Cependant, l'arrêté est mal appliqué. La majorité des dossiers d'infractions sur lesquels se prononce l'Autorité de contrôle des nuisances aéroportuaires (Acnusa), à l'échelle nationale et toutes règles confondues, concerne d'ailleurs la violation du couvre-feu de Nantes Atlantique. Les infractions à la réglementation sur les nuisances sonores sont trente fois plus fréquentes à Nantes qu'à Orly. Plusieurs causes peuvent être identifiées : outre le caractère insuffisamment dissuasif des amendes de l'Acnusa, l'arrêté imposant le couvre-feu semble comporter un flou juridique, s'agissant des clauses pouvant exonérer les compagnies du respect du dispositif en cas de « raisons indépendantes » de leur volonté.

Je prends acte de la promesse du ministre Clément Beaune de clarifier prochainement la rédaction de l'arrêté. Je me félicite par ailleurs que le Sénat ait voté, à l'occasion de l'examen du projet de loi de finances (PLF) pour 2024, le doublement du plafond des amendes infligées par l'Acnusa. Cet apport a été confirmé par les députés lors de l'examen, en nouvelle lecture, de ce texte à l'Assemblée nationale en début de semaine.

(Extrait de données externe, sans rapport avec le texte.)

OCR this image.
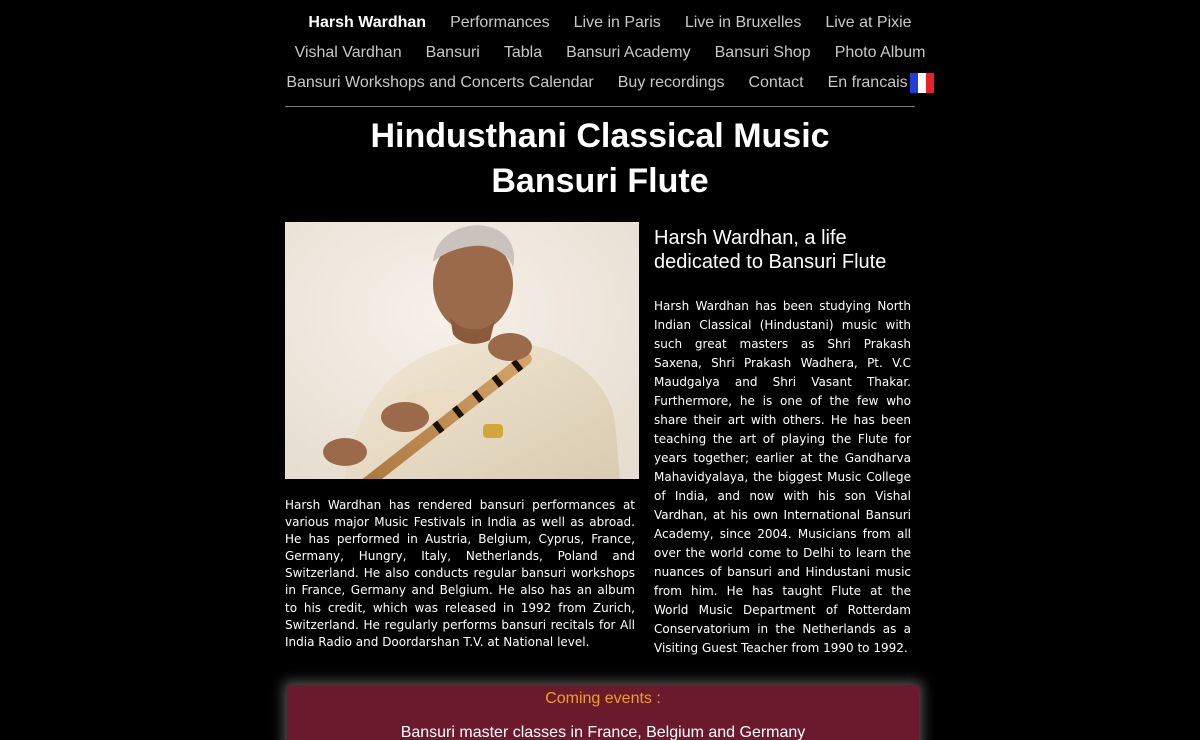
Harsh Wardhan Performances Live in Paris Live in Bruxelles Live at Pixie
Vishal Vardhan Bansuri Tabla Bansuri Academy Bansuri Shop Photo Album
Bansuri Workshops and Concerts Calendar Buy recordings Contact En francais
Hindusthani Classical Music
Bansuri Flute

Harsh Wardhan has rendered bansuri performances at various major Music Festivals in India as well as abroad. He has performed in Austria, Belgium, Cyprus, France, Germany, Hungry, Italy, Netherlands, Poland and Switzerland. He also conducts regular bansuri workshops in France, Germany and Belgium. He also has an album to his credit, which was released in 1992 from Zurich, Switzerland. He regularly performs bansuri recitals for All India Radio and Doordarshan T.V. at National level.

Harsh Wardhan, a life dedicated to Bansuri Flute

Harsh Wardhan has been studying North Indian Classical (Hindustani) music with such great masters as Shri Prakash Saxena, Shri Prakash Wadhera, Pt. V.C Maudgalya and Shri Vasant Thakar. Furthermore, he is one of the few who share their art with others. He has been teaching the art of playing the Flute for years together; earlier at the Gandharva Mahavidyalaya, the biggest Music College of India, and now with his son Vishal Vardhan, at his own International Bansuri Academy, since 2004. Musicians from all over the world come to Delhi to learn the nuances of bansuri and Hindustani music from him. He has taught Flute at the World Music Department of Rotterdam Conservatorium in the Netherlands as a Visiting Guest Teacher from 1990 to 1992.

Coming events :
Bansuri master classes in France, Belgium and Germany
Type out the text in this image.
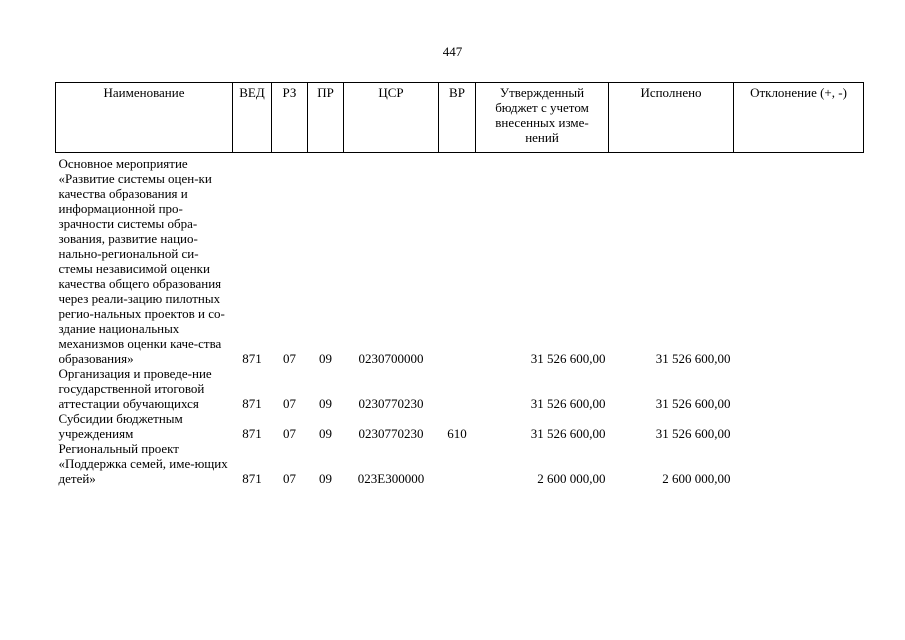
447
Наименование	ВЕД	РЗ	ПР	ЦСР	ВР	Утвержденный бюджет с учетом внесенных изме-нений	Исполнено	Отклонение (+, -)
Основное мероприятие «Развитие системы оцен-ки качества образования и информационной про-зрачности системы обра-зования, развитие нацио-нально-региональной си-стемы независимой оценки качества общего образования через реали-зацию пилотных регио-нальных проектов и со-здание национальных механизмов оценки каче-ства образования»	871	07	09	0230700000		31 526 600,00	31 526 600,00	
Организация и проведе-ние государственной итоговой аттестации обучающихся	871	07	09	0230770230		31 526 600,00	31 526 600,00	
Субсидии бюджетным учреждениям	871	07	09	0230770230	610	31 526 600,00	31 526 600,00	
Региональный проект «Поддержка семей, име-ющих детей»	871	07	09	023E300000		2 600 000,00	2 600 000,00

En outre, afin d'atténuer l'impact des nuisances sonores sur le quotidien des riverains, des aides à l'insonorisation sont prévues ; elles ont même été renforcées à Nantes Atlantique grâce à un dispositif exceptionnel. Leur plafond, fixé en 2011, demeure cependant insuffisant, et même obsolète compte tenu du renchérissement du coût des travaux. Il y a donc urgence à réformer ces dispositifs. Le ministre s'est engagé à le faire, mais, malheureusement, les annonces sont encore en deçà des besoins.

Je viens maintenant aux préconisations de mon rapport, qui suivent trois axes.

Le premier axe invite à agir au plus vite pour la modernisation de l'aéroport de Nantes Atlantique, en étant à l'écoute des acteurs locaux.

Plusieurs propositions sont ici à mettre en avant.

Premièrement, avant même le renouvellement de la concession, des travaux urgents doivent être menés par le concessionnaire actuel de l'aéroport. J'ai pu le constater sur place, la plateforme est dans un état de vétusté réel, qui se traduit par une mauvaise qualité de service pour les voyageurs et les compagnies aériennes et, potentiellement, par des risques pour la sécurité des vols.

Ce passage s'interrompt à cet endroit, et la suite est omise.